Different Domains of Pseudomonas aeruginosa Exoenzyme S Activate Distinct TLRs

• Published in: The Journal of immunology (1950) Vol. 173; no. 3; pp. 2031 - 2040
• Main Authors: Epelman, Slava, Stack, Danuta, Bell, Chris, Wong, Erica, Neely, Graham G, Krutzik, Stephan, Miyake, Kensuke, Kubes, Paul, Zbytnuik, Lori D, Ma, Ling Ling, Xie, Xiaobin, Woods, Donald E, Mody, Christopher H
• Format: Journal Article
• Language: English
• Published: United States Am Assoc Immnol 01.08.2004
• Subjects: Actin Cytoskeleton - drug effects; Actin Cytoskeleton - physiology; Adaptor Proteins, Signal Transducing; ADP Ribose Transferases - chemistry; ADP Ribose Transferases - physiology; Antigens, Differentiation - physiology; Antigens, Surface - physiology; Bacterial Toxins - chemistry; Cell Line - drug effects; Cell Line - metabolism; Cytochalasin D - pharmacology; Fluorescent Dyes; Humans; Lipopolysaccharide Receptors - physiology; Lipopolysaccharides - pharmacology; Lymphocyte Antigen 96; Macromolecular Substances; Membrane Glycoproteins - agonists; Monocytes - drug effects; Monocytes - metabolism; Myeloid Differentiation Factor 88; Peptidoglycan - pharmacology; Protein Structure, Tertiary; Pseudomonas aeruginosa; Pseudomonas aeruginosa - enzymology; Receptors, Cell Surface - agonists; Receptors, Immunologic - antagonists & inhibitors; Receptors, Immunologic - physiology; Recombinant Fusion Proteins - pharmacology; Toll-Like Receptor 2; Toll-Like Receptor 4; Toll-Like Receptors; Tumor Necrosis Factor-alpha - biosynthesis
• ISSN: 0022-1767; 1550-6606
• DOI: 10.4049/jimmunol.173.3.2031

Some bacterial products possess multiple immunomodulatory effects and thereby complex mechanisms of action.
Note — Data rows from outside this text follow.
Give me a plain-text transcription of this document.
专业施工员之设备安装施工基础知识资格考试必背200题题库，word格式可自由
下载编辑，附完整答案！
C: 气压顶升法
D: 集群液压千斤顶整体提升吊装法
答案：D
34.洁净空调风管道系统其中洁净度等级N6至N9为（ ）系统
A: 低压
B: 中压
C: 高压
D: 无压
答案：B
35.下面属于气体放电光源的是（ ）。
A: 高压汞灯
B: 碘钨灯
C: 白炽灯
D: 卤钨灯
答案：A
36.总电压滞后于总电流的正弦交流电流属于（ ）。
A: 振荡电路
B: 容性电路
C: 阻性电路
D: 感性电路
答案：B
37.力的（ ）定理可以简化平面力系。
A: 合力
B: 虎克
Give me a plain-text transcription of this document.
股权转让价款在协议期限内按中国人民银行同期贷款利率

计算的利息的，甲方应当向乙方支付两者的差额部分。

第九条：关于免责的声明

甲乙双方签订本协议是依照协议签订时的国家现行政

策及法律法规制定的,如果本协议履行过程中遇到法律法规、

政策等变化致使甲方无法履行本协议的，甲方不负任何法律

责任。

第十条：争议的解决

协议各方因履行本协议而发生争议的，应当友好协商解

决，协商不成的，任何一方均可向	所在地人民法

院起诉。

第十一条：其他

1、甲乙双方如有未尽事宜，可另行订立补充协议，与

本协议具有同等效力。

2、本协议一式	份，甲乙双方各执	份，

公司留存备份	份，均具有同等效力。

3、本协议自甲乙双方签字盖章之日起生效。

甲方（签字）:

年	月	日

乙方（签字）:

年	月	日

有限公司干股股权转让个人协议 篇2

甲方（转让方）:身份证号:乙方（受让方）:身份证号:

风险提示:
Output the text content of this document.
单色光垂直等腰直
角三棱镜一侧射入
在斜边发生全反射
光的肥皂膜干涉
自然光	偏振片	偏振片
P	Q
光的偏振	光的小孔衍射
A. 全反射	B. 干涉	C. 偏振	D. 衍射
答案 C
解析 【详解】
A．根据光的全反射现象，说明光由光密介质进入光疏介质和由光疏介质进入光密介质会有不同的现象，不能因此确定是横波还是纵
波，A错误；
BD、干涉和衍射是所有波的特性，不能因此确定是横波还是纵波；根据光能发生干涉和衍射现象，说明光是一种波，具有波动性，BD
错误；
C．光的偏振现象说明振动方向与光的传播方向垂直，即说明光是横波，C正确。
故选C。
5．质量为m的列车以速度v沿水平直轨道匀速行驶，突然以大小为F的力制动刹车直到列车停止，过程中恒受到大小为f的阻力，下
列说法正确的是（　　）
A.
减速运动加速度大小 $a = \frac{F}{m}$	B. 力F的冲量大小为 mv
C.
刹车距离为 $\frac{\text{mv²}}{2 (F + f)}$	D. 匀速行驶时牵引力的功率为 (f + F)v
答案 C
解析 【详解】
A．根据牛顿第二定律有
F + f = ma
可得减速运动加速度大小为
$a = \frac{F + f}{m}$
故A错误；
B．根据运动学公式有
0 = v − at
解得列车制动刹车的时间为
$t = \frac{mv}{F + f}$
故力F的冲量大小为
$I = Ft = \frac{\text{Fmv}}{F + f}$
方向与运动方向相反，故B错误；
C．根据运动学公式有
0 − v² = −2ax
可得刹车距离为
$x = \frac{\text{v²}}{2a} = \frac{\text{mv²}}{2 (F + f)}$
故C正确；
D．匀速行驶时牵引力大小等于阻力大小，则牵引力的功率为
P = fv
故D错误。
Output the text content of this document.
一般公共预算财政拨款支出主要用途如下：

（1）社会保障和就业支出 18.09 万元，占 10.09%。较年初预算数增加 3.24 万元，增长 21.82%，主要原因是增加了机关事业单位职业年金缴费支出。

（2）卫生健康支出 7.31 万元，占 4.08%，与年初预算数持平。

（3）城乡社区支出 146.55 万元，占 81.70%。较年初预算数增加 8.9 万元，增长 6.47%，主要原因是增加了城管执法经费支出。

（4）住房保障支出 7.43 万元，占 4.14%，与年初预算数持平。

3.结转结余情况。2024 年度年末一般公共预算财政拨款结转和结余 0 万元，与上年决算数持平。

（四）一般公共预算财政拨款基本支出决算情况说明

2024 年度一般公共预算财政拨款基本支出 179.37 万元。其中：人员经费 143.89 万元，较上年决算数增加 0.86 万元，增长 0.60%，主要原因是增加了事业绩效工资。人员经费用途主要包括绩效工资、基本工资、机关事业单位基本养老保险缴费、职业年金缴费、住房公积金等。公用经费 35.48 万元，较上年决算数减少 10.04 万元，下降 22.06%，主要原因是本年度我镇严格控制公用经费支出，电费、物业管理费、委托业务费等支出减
Exogenous administration of an important Pseudomonas aeruginosa virulence factor, exoenzyme S (ExoS) induces potent monocyte activation leading to the production of numerous proinflammatory cytokines and chemokines. However, ExoS is also injected directly into target cells, inducing cell death through its multiple effects on signaling pathways. This study addresses the mechanisms used by ExoS to induce monocyte activation. Exogenous administration resulted in specific internalization of ExoS via an actin-dependent mechanism. However, ExoS-mediated cellular activation was not inhibited if internalization was blocked, suggesting an alternate mechanism of activation. ExoS bound a saturable and specific receptor on the surface of monocytic cells. ExoS, LPS, and peptidoglycan were all able to induce tolerance and cross-tolerance to each other suggesting the involvement of a TLR in ExoS-recognition. ExoS activated monocytic cells via a myeloid differentiation Ag-88 pathway, using both TLR2 and the TLR4/MD-2/CD14 complex for cellular activation. Interestingly, the TLR2 activity was localized to the C-terminal domain of ExoS while the TLR4 activity was localized to the N-terminal domain. This study provides the first example of how different domains of the same molecule activate two TLRs, and also highlights the possible overlapping pathophysiological processes possessed by microbial toxins.